18  Running the Simulation

Once an operating model has been built and populated (Chapter 17), two functions carry it through the rest of the MSE workflow: Simulate() reconstructs historical dynamics and conditions the model on the past, and Project() runs the management strategy evaluation forward in time under one or more candidate management procedures.

18.1 Simulate()

Simulate() takes a populated OM and returns a Hist object. Internally it: (1) computes the unfished equilibrium and, if requested, the dynamic (year-varying) unfished trajectory; (2) runs the age-structured population forward through the historical period, applying fleet-specific fishing mortality, to produce the true historical time series of abundance, biomass, and catch; (3) calculates reference points (SPR0, MSY-based reference points); and (4) applies observation error to the true dynamics to generate the historical Data object used by management procedures.

Hist <- Simulate(OM)

Key arguments control which optional calculations are performed — DoDynamicUnfished, DoMSYRefs, DoConditionObs, and DoGenerateData — each of which can be disabled to speed up runs where the corresponding output is not needed. See Chapter 27 for the full mathematical specification of the historical dynamics.

18.2 Project()

Project() takes the Hist object and a vector of management procedure (MP) names, and returns an MSE object. For each MP, it loops over every projection year, repeating four steps: generate the current year’s observed data, apply the MP to produce advice (e.g. a TAC or effort level), update the operating model’s fishing parameters to reflect that advice, and advance the population dynamics one year forward.

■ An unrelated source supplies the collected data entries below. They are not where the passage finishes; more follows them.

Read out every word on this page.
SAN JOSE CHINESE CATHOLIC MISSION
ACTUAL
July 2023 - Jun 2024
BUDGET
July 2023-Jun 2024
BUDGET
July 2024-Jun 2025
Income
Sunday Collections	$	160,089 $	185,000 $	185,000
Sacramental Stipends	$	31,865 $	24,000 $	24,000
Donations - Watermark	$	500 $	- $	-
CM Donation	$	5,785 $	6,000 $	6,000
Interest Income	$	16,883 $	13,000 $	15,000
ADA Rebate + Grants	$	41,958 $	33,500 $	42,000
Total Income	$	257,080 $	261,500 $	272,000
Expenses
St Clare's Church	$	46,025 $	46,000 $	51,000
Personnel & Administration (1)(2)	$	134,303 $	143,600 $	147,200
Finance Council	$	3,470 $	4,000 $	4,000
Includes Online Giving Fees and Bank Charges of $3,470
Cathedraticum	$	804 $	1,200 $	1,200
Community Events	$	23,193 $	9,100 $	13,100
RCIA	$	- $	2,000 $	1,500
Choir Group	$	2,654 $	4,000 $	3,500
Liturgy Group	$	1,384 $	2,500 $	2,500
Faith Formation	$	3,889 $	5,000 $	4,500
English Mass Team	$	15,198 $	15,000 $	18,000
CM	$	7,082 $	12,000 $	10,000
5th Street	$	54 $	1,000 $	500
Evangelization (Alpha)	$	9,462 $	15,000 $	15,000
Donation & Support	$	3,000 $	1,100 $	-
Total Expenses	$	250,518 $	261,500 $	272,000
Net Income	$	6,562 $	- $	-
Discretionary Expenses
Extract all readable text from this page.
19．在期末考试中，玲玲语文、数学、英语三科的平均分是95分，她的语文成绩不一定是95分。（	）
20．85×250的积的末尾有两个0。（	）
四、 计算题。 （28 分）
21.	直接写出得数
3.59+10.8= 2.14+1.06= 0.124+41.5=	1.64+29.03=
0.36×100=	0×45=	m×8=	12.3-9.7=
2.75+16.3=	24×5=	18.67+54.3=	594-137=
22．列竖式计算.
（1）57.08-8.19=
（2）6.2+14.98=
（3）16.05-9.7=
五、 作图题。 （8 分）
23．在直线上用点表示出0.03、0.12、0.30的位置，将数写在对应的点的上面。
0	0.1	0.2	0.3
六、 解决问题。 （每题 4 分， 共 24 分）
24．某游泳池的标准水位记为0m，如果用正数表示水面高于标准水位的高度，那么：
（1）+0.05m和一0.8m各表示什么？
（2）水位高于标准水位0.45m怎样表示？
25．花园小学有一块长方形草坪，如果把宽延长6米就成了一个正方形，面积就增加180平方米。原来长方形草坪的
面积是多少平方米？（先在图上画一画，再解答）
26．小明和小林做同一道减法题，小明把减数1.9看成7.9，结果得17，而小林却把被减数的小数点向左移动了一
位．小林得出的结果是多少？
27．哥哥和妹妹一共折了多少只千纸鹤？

MSE <- Project(Hist, MPs = c("FMSYref", "CurrentEffort"))

Because every MP is run against the same historical conditioning, differences in outcomes across MPs in the resulting MSE object reflect differences in management strategy rather than differences in the underlying biology or fishery history. See Chapter 30 for the full mathematical specification of the projection dynamics, and ?sec-mpsdataadvice for how Data and Advice objects are structured.

18.3 Relationship to other concepts

  • Simulate() and Project() both rely on the conditioned arrays produced by Populate() (Chapter 17).
  • Reference points calculated during Simulate() (Chapter 21) provide the benchmarks against which Project() outcomes are evaluated.
  • The observation model conditioning that occurs inside Simulate() is described in detail in ?sec-mpsdataadvice.